И когда я чистосердечно высказал Корнетову свои сомнения и, что после Макеева, я спутался и не уверен в существовании Лебедева с Емельяновым, Корнетов обиделся:
– Больше всего я не люблю, когда мне возражают, – сказал Корнетов, – если Макеев не пишет критических статей, то это еще ничего не значит, критиком он всегда может быть. Если бы он захотел.
Я собрался идти к Лебедеву, потому что, по словам Корнетова, это один из самых умных и подмечающих критиков и, несмотря на всеобщее оробение, бывает иногда очень смелым, а кроме того, потому что живет на Монпарнасе. В Булони скучно и особенно скучно, что лес, как стена, отделяет от Парижа и кричи не кричи, туда не донесет, а оттуда автомобили – счастливые, которые могут приехать и вернуться. Без Парижа скучно и покинуто, а без предлога попасть в Париж, не выберешься. Но Корнетов сказал мне, что Лебедева нет в Париже, что он отдыхает в Ницце. И показал на карте Ниццу. Я никогда не был в Ницце и испытываю необыкновенное чувство, когда говорят «Côte d’Azur» – мне всегда кажется, что это тот самый рай, который Бог насадил для Адама и Евы, чтобы потом прогнать.
Корнетов советовал идти к Емельянову. Но это дело не просто: надо наперед, как Лефевр, запастись всякими знаниями и не показаться тем дураком, который думает: что ни спрошу, все ладно! и не подумает, что «вопрос» – это все. И дал мне прочитать книгу: В. Н. Мочульский150, «Следы народной библии в славянской и древнерусской письменности». Одесса, 1893.
– Человек праведной жизни, – говорил Корнетов, – единогласный отзыв всех его учеников и слушателей его лекций в Сорбонне. И от себя скажу, нежнейшей души, единственный в Париже, говоря словом его любимого Дон-Кихота, – Боже мой, сколько вчерашних друзей готовы тебя, забившегося в угол, копытом пнуть! – единственный в наш предательский век, обладатель Волшебного меча Амадиса и шлема Мамбрина.
В вечер я одолел «Следы народной библии» и другую книгу того же автора «Малороссийские и петербургские повести Гоголя», Од. 1902. Я очень волновался. Я чувствовал, что «юнер» с Емельяновым будет для меня решительным. А скажу по правде, неудачи с Гофманом и Макеевым приводили меня в отчаяние, и передо мной открывался единственный исход – ехать в Испанию; по-испански я не говорю, но в Берлине в унтергрунде меня часто принимали за португальца.

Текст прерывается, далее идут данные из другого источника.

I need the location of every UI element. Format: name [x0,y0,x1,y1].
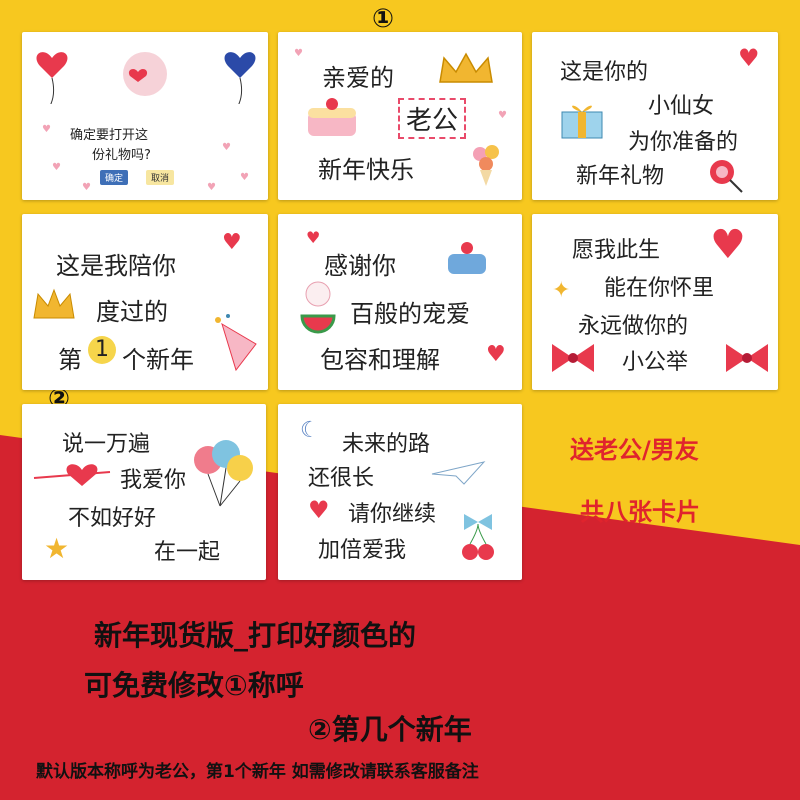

* * *Ночь я спал тревожно: все время я задаю себе вопросы, но вместо ответа мне задают вопросы. И это было мучительно: не успевал я придумать ответ, меня перебивали. Я совсем запутался. Актер Громов151, в роли хозяина бистро из «Потопа» без всякого молотка и камня магическим движением разбил всю стеклянную посуду – рюмки, стаканы, графины, блюдечки из-под варенья, бутылки, оставив мне один сифон. А перепуганная кошка нагадила мне на руку. И я проснулся с бодрым чувством: сон означал и к деньгам и славу.

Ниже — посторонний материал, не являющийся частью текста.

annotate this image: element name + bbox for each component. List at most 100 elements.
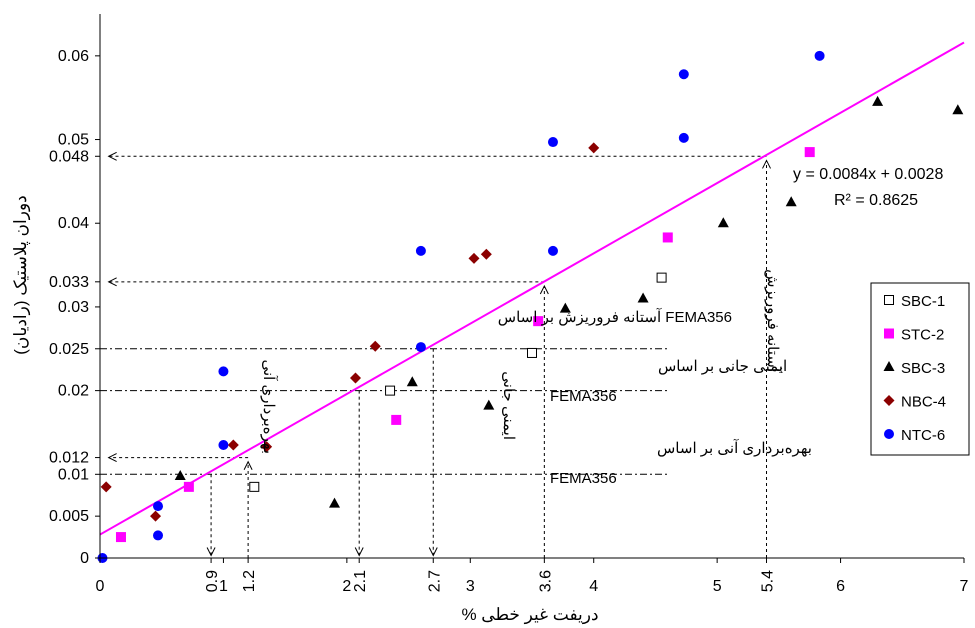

Пожалуй, следовало бы предупредить Емельянова, чтобы не вышло недоразумения. Но Корнетов мне сказал, что предупреждать бесполезно: на письма в Париже отвечать не принято, и как правило – письма пишутся только тогда, когда это нужно пишущему, но не тогда, когда нужно написавшему, ожидающему ответа. Единственный способ – нахрапом: застанешь, хорошо, не застанешь, туркнись и еще раз или, как сказал бы Шипрут из Туниса, «арвуар мэрси».
Спозаранку вышел я по указанному адресу – плану Судока. Адрес был особенно разукрашен: человечка, в котором я узнал себя, подталкивала сзади нелепая задорная фигура – сам Судок, направляя прямо к подъезду, а кругом стрелки и подписи, куда не надо смотреть, чтобы не сбиться – Шрейбер, Шклявер152, Оцуп153, Зноско-Боровский154, Кельберин155 и с особой подписью «временно»: Бахрах. Все эти имена соседей Емельянова я за дорогу выучил наизусть. И опять без всяких консьержек, как к Гофману и Макееву, нашел искомую дверь. Я постучал. И на довольно-таки зверский оклик, – если бы в такую минуту заставили меня написать мое имя, я непременно бы из Полетаева сделал Попаева, – пробормотав про себя, я вошел в комнату.